APAC originally went to tender earlier this year and purchased 100 Dell Pentuim 4 towers which it has arranged on shelves.
“Dell gave us a good deal and the cost of the cluster was not much more than a couple of hundred thousand dollars,” Gingold said. “Since space wasn’t a concern for us we didn’t need rack-mounted servers. I’m very pleased with the work my team did in arranging the towers and cabling. It only took a couple of weeks to assemble.”
With the main cluster in place and running at some 530 gigaflops, Gingold is preparing to add another 50 identical nodes to the cluster this month.
“We will be getting the next batch cheaper as that model has been superseded,” he said. “It works out less than 50 per cent of the cost of the 100 nodes. However, we do expect a 50 per cent increase in performance.”

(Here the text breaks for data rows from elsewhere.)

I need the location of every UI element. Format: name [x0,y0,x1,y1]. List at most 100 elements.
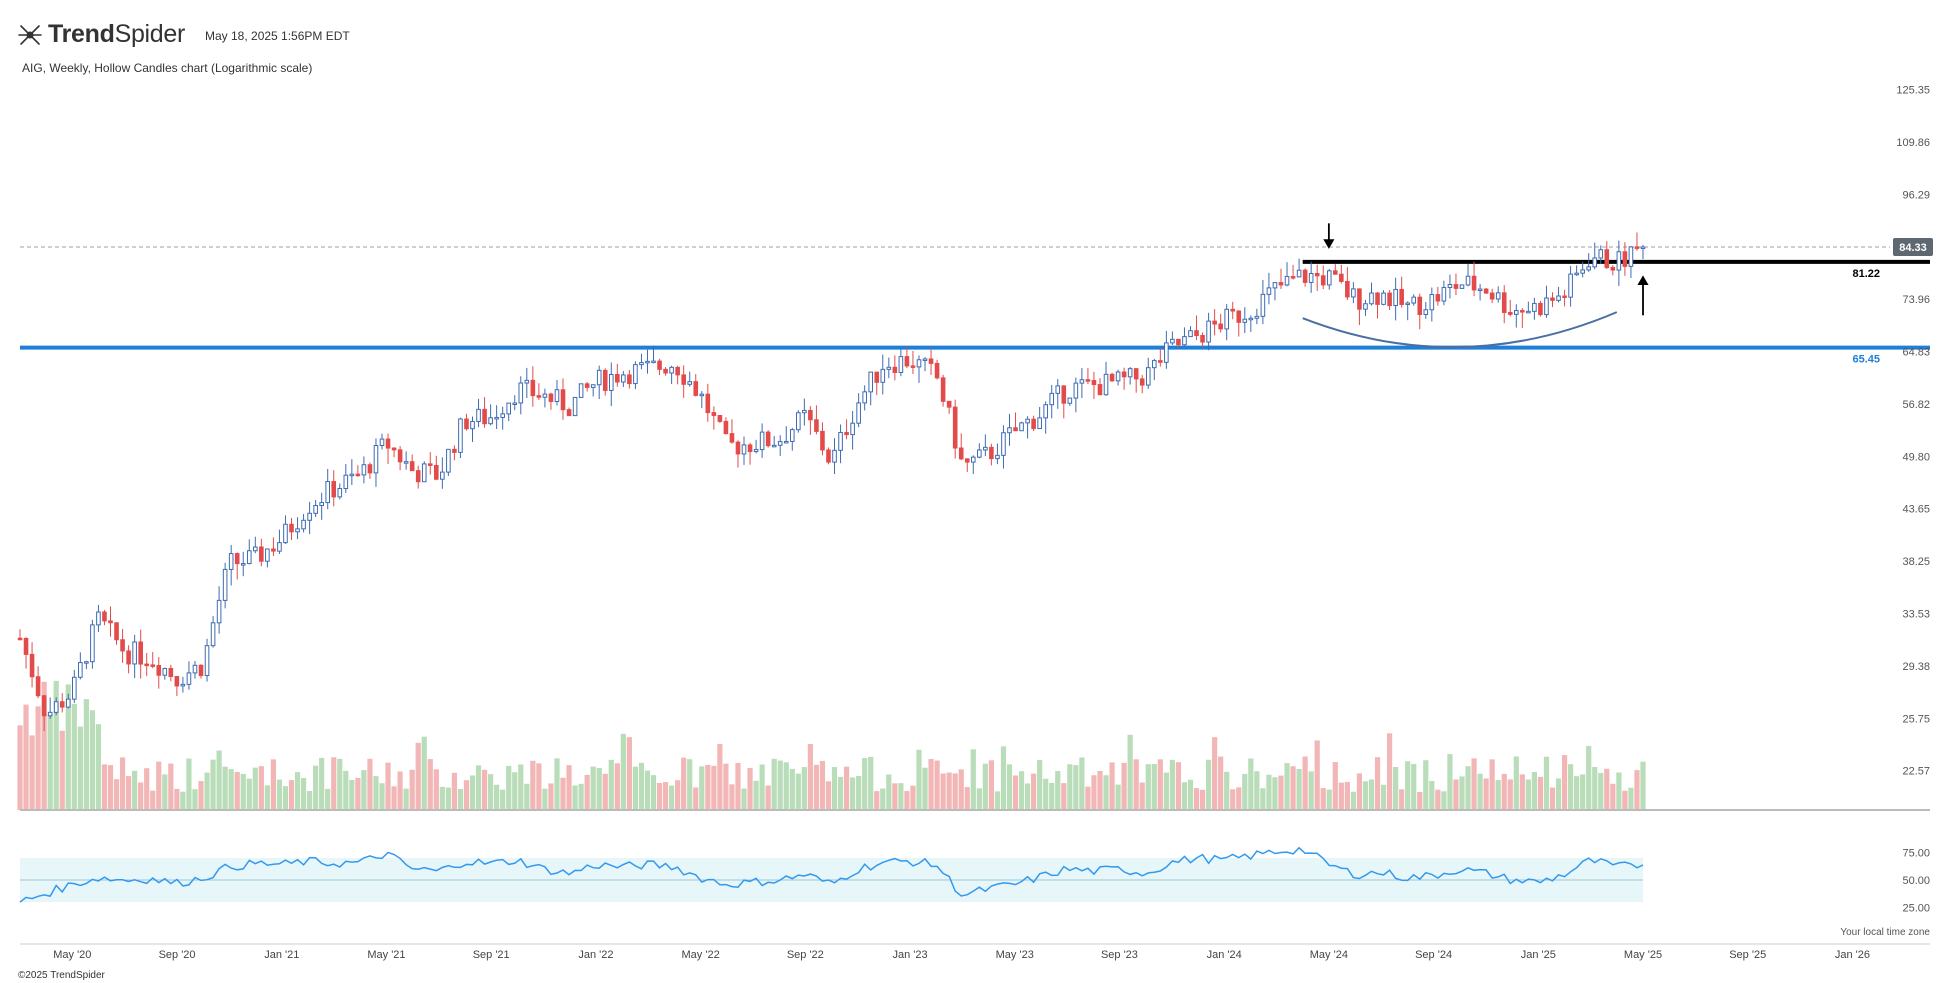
candle-body [1103,373,1109,396]
time-tick-label: Sep '23 [1101,949,1138,961]
candle-body [277,542,282,552]
volume-bar [795,773,801,810]
volume-bar [1073,765,1079,810]
rsi-tick-label: 50.00 [1902,875,1930,887]
candle-body [1170,338,1175,344]
time-tick-label: May '25 [1624,949,1662,961]
candle-body [1121,371,1127,378]
volume-bar [17,725,23,810]
candle-body [415,470,421,483]
candle-body [440,471,445,480]
price-tick-label: 29.38 [1902,661,1930,673]
candle-body [325,481,331,504]
candle-body [355,473,361,477]
candle-body [1061,385,1067,404]
volume-bar [264,785,270,810]
volume-bar [868,756,874,810]
volume-bar [1374,757,1381,810]
volume-bar [1604,768,1610,810]
volume-bar [89,710,96,810]
trendspider-logo[interactable]: TrendSpider [18,20,185,49]
volume-bar [427,759,433,810]
candle-body [922,358,928,361]
candle-body [1254,315,1260,319]
candle-body [427,463,433,466]
candle-body [409,461,415,472]
volume-bar [524,783,530,810]
price-tick-label: 43.65 [1902,504,1930,516]
volume-bar [1555,778,1562,810]
time-tick-label: May '24 [1310,949,1348,961]
candle-body [1453,284,1459,289]
candle-body [259,546,264,562]
candle-body [1369,292,1374,305]
price-tick-label: 109.86 [1896,137,1930,149]
candle-body [488,417,493,425]
chart-subtitle: AIG, Weekly, Hollow Candles chart (Logar… [22,61,313,75]
volume-bar [337,758,343,810]
candle-body [723,420,729,435]
volume-bar [204,772,210,810]
volume-bar [1103,775,1109,810]
volume-bar [29,735,35,810]
candle-body [234,553,240,565]
candle-body [156,665,162,676]
volume-bar [1622,790,1628,810]
volume-bar [1024,783,1031,810]
volume-bar [542,788,548,810]
candle-body [265,548,270,562]
candle-body [132,641,137,665]
candle-body [777,441,783,446]
time-tick-label: Jan '24 [1207,949,1242,961]
candle-body [524,379,530,384]
volume-bar [475,765,482,810]
candle-body [379,438,385,447]
volume-bar [952,773,958,810]
volume-bar [1429,780,1435,810]
volume-bar [1212,737,1218,810]
volume-bar [373,776,379,810]
candle-body [1387,292,1392,307]
candle-body [1013,427,1018,432]
candle-body [880,368,886,383]
candle-body [542,393,548,398]
candle-body [1284,276,1290,286]
volume-bar [234,772,240,810]
volume-bar [101,764,108,810]
volume-bar [982,763,988,810]
candle-body [1471,275,1477,291]
volume-bar [1586,745,1592,810]
volume-bar [590,766,596,810]
candle-body [759,431,765,451]
candle-body [1435,294,1441,302]
volume-bar [119,757,126,810]
candle-body [421,463,427,483]
candle-body [168,667,174,678]
volume-bar [65,684,71,810]
candle-body [566,409,572,417]
volume-bar [548,783,554,810]
candle-body [301,519,306,530]
timezone-note: Your local time zone [1840,927,1930,938]
price-tick-label: 64.83 [1902,346,1930,358]
candle-body [59,701,65,708]
volume-bar [1079,757,1085,810]
candle-body [385,438,391,449]
volume-bar [644,770,651,810]
candle-body [717,414,723,422]
volume-bar [198,781,204,810]
volume-bar [626,737,632,810]
volume-bar [126,776,132,810]
volume-bar [1567,764,1574,810]
volume-bar [1531,771,1537,810]
candle-body [1194,330,1199,337]
volume-bar [325,788,331,810]
volume-bar [518,764,524,810]
volume-bar [1284,763,1290,810]
volume-bar [83,699,89,810]
candle-body [1242,318,1248,323]
volume-bar [168,763,174,810]
candle-body [615,373,620,383]
candle-body [240,563,246,566]
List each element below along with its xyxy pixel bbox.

The cluster – which is used exclusively for scientific and engineering research – runs Linux and other open source software.
“We haven’t experienced any serious problems with Linux and openpbs [portable batch system], which we use for job scheduling, is highly successful,” Gingold said. “The system is meant to be used by top-end users who are Linux savvy.”
Although the cluster is not designed for high availability, Gingold is confident it can perform reliably.
“Machines these days are reliable enough so we need not to be too concerned about whether a node goes down,” he said. “If a node did go down it would interrupt that job, but not affect the rest of the cluster.”
So far, the only hardware failure experienced was a disk failure, Gingold said.